The results are published in the American Chemical Society, a leading peer-reviewed journal of ACS Applied Materials and Interfaces.
The major organic microplutants found in surface water bodies are:
- Various pharmaceuticals such as antibiotics, and steroids, among others,
- Industrial chemicals such as dyes, food additives, endocrine disruptors and plastic precursors, among others,
- Agricultural disposal such as pesticides, herbicides and fertilizers among others.
Researchers at IISER Bhopal’s Functional Materials Laboratory have developed a series of organic polymers called ‘Hyper-Crosslinked Porous Organic Polymers’ (HPOPs) with different sizes (from two-dimensional nanosheets to spherical nanoparticles).
A simple and inexpensive catalyst, weaving the tryptasein unit with halogen-containing organic solvent (dichloromethane) using anhydrous aluminum chloride, leads to HPOP with 2D sheet-like morphology with a significantly higher surface area of 2,400 m2. This solvent woven HPOP has a number of tiny pores (a few nanometers; 1 million times smaller than the cross-section of human hair).

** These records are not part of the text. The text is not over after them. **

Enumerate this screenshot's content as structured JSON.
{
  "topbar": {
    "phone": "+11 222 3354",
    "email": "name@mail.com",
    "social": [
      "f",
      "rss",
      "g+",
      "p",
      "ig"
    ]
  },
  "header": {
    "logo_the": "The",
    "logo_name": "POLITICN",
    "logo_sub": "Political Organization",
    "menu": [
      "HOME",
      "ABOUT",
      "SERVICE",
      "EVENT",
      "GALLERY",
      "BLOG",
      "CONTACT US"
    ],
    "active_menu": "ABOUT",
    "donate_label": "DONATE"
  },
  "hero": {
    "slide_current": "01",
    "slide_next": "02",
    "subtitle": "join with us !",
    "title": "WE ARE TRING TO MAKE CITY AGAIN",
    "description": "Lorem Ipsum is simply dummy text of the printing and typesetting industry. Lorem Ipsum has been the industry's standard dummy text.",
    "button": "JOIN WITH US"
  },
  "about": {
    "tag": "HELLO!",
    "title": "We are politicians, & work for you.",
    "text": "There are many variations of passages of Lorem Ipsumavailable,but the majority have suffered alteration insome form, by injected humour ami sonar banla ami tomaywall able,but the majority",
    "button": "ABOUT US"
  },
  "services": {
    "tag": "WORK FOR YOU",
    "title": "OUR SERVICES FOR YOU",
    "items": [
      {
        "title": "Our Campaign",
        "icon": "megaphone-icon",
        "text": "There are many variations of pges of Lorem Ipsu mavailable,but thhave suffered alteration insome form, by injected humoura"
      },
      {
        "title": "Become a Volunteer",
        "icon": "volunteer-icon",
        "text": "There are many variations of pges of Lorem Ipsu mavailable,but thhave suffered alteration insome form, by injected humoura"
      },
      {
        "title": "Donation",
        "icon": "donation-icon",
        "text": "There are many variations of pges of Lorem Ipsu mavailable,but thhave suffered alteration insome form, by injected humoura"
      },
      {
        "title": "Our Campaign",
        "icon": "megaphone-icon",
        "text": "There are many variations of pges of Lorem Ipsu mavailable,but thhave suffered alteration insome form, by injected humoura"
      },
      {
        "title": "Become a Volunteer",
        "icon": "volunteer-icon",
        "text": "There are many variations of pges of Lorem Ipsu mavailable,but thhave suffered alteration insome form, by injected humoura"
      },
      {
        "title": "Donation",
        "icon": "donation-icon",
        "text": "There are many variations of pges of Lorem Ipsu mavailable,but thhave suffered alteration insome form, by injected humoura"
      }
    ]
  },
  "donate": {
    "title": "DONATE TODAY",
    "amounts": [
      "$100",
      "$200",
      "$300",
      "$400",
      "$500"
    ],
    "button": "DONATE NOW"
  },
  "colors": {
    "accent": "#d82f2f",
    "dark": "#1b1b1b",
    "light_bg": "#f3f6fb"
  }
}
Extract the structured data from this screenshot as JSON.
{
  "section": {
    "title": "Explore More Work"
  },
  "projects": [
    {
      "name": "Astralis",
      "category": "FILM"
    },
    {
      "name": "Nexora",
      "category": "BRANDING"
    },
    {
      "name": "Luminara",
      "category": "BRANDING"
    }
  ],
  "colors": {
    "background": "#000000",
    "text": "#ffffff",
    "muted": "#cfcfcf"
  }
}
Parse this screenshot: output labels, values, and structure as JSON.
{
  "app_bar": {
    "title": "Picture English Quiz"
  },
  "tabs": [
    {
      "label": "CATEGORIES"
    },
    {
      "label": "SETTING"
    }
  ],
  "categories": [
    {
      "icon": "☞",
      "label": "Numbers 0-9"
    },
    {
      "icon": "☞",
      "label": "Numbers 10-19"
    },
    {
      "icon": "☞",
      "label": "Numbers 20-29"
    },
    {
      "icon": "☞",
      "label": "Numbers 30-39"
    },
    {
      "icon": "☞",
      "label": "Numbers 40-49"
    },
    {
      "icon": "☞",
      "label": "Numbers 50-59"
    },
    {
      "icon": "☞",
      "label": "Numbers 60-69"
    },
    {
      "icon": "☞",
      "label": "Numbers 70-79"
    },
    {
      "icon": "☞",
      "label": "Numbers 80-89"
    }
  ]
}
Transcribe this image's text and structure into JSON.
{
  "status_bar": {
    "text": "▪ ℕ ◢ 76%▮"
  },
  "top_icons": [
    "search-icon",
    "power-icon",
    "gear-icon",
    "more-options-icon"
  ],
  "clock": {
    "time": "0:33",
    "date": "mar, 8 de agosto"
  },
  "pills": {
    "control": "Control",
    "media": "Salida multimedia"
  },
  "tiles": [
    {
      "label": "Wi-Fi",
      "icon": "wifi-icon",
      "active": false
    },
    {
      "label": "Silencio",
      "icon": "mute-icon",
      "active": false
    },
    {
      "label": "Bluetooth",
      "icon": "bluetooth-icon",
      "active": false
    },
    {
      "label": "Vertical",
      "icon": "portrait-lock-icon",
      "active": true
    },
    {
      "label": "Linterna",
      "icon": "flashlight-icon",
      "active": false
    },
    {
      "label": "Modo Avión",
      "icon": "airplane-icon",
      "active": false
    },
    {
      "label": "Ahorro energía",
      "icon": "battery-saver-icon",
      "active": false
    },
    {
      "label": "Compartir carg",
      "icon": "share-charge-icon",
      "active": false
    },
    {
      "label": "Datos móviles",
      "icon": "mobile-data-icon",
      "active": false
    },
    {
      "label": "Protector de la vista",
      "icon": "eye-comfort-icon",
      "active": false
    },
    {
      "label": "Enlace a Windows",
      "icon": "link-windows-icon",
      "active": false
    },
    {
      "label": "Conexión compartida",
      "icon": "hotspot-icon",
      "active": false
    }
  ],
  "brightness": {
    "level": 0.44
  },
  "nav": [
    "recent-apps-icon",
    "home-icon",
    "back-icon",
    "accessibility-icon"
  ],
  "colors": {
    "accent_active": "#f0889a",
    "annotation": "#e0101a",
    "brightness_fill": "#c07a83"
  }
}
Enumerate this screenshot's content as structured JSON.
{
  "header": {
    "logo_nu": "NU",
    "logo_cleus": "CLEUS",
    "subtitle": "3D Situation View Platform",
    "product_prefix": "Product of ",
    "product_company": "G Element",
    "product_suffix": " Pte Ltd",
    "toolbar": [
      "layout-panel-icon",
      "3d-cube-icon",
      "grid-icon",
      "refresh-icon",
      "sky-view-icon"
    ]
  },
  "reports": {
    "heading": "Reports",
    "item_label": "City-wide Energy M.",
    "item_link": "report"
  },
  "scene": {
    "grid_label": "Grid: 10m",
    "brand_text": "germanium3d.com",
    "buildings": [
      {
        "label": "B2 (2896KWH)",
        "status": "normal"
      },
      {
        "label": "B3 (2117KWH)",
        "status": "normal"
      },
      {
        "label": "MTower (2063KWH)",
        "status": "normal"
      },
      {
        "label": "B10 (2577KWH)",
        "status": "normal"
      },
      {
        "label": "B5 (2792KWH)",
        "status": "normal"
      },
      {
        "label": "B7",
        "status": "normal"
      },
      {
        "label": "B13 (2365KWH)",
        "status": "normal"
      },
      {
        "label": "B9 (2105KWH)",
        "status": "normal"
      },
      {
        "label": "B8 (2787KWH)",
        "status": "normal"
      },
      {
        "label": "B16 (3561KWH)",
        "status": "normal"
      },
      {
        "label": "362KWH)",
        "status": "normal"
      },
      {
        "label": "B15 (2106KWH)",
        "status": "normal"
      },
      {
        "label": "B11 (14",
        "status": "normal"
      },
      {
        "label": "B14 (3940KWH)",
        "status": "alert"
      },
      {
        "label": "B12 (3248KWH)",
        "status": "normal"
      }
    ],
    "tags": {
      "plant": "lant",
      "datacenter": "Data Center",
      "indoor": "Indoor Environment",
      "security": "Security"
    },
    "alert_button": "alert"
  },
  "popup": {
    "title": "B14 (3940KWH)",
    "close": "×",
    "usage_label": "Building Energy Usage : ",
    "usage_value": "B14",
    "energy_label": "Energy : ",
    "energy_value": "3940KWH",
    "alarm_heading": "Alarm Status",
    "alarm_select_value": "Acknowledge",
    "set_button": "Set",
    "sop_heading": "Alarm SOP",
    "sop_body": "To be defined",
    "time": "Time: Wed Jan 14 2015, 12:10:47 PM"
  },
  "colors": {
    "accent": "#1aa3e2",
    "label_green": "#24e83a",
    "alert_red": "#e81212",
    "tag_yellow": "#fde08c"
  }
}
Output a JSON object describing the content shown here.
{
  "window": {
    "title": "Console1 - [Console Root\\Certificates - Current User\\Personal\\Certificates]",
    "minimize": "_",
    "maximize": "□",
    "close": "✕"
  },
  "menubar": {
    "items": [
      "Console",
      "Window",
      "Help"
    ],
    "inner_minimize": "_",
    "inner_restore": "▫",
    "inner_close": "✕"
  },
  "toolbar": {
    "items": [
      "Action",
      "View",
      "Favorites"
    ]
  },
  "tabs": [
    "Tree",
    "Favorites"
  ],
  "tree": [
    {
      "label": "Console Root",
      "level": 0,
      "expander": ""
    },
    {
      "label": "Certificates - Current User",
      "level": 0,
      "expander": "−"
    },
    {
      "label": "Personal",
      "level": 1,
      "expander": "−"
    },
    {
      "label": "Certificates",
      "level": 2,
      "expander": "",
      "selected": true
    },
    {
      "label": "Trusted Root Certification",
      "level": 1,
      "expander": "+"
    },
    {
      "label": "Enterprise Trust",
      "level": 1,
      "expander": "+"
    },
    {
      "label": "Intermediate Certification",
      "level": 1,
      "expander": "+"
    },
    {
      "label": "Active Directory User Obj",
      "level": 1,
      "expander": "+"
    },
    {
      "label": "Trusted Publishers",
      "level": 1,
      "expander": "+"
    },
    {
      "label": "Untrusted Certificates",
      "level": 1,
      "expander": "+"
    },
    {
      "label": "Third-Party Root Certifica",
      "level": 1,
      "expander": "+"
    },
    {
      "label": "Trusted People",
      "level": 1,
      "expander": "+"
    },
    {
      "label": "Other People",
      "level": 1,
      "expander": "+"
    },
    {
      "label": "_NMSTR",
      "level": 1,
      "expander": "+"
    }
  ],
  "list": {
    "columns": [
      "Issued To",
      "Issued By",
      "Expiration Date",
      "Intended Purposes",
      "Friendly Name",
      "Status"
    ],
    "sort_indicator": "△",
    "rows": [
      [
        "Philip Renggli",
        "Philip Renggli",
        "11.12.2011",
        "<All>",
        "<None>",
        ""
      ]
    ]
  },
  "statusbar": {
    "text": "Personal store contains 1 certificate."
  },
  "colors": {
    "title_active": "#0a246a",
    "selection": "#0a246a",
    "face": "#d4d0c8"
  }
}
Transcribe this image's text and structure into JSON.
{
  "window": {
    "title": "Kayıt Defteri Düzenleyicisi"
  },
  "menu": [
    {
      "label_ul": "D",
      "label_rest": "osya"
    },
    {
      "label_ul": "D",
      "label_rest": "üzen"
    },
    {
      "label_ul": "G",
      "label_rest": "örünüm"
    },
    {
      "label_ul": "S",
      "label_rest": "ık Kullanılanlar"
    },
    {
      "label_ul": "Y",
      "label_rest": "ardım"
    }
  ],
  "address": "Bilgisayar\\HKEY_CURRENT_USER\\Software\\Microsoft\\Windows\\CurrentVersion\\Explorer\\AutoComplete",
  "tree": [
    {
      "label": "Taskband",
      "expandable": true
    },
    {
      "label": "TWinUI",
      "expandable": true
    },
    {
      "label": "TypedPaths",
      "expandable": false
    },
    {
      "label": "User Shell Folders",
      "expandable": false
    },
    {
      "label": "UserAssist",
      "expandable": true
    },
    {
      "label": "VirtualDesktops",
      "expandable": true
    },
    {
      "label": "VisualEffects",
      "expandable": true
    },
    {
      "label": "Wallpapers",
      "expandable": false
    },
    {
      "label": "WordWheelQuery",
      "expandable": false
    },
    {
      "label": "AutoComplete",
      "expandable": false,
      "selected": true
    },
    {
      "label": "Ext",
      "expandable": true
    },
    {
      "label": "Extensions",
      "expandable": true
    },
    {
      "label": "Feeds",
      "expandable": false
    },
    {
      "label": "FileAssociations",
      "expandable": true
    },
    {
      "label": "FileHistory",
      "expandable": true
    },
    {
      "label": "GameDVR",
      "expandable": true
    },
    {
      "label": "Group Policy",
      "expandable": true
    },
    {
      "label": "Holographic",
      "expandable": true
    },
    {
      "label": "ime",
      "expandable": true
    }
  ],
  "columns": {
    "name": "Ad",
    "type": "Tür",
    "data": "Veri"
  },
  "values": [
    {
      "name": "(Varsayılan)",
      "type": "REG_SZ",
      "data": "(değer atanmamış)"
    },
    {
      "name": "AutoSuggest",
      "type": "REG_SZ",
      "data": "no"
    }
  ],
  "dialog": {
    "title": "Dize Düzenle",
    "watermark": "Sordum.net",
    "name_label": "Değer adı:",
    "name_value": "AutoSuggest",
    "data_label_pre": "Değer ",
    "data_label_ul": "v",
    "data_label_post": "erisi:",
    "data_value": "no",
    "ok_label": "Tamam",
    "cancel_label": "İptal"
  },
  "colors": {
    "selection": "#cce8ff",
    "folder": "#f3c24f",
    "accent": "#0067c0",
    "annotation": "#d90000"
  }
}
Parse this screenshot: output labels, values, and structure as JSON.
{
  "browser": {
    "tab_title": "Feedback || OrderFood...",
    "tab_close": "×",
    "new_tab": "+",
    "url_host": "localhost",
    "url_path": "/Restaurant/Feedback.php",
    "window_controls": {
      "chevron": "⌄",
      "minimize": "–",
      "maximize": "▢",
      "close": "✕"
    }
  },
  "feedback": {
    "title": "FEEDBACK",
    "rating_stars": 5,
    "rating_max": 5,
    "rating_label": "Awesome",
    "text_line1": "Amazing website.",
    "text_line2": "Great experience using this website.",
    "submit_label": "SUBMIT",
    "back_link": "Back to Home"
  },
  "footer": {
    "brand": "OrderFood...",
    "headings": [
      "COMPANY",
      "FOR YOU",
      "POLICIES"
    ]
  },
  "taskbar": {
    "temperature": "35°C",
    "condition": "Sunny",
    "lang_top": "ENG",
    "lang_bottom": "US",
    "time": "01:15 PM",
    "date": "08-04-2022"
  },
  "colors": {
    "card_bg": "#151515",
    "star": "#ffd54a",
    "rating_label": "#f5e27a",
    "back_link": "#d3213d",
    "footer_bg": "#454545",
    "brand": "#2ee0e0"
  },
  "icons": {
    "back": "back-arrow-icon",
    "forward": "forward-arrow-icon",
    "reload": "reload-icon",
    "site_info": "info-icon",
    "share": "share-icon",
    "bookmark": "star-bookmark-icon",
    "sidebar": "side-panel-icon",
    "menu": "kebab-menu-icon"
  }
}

As a result, HPOP, like 2D sheets, can act as a sponge to absorb various organic microplutants from the water. Further, the researchers followed a ‘same choice same’ design strategy to enhance the porous efficacy (sulfonic acid group), the ability to absorb tiny pore walls of highly porous 2D sheets, and the easy sequestration of highly polar organic micropolatants (POMs). ) From water.
The researchers showed, for the first time, the process of evolution of soluble woven HPOP 2D nanosheets from nanosphere to nanoribon to 2D nanosheets through electron microscopy. The rate of absorption of toxic cationic dye, methylene blue (carcinogenic, teratogenic, mutagenic) by solvent nit HPOP is the highest of the well-known absorbent substances reported in the literature (17.6 gm-1 min-1). HPOP, like 2D sheets, can isolate a wide spectrum of POMs, including antibiotics, endocrine disruptors, steroid-based drugs, ionic dyes, plastic precursors, pesticides, and herbicides, in just 30 seconds.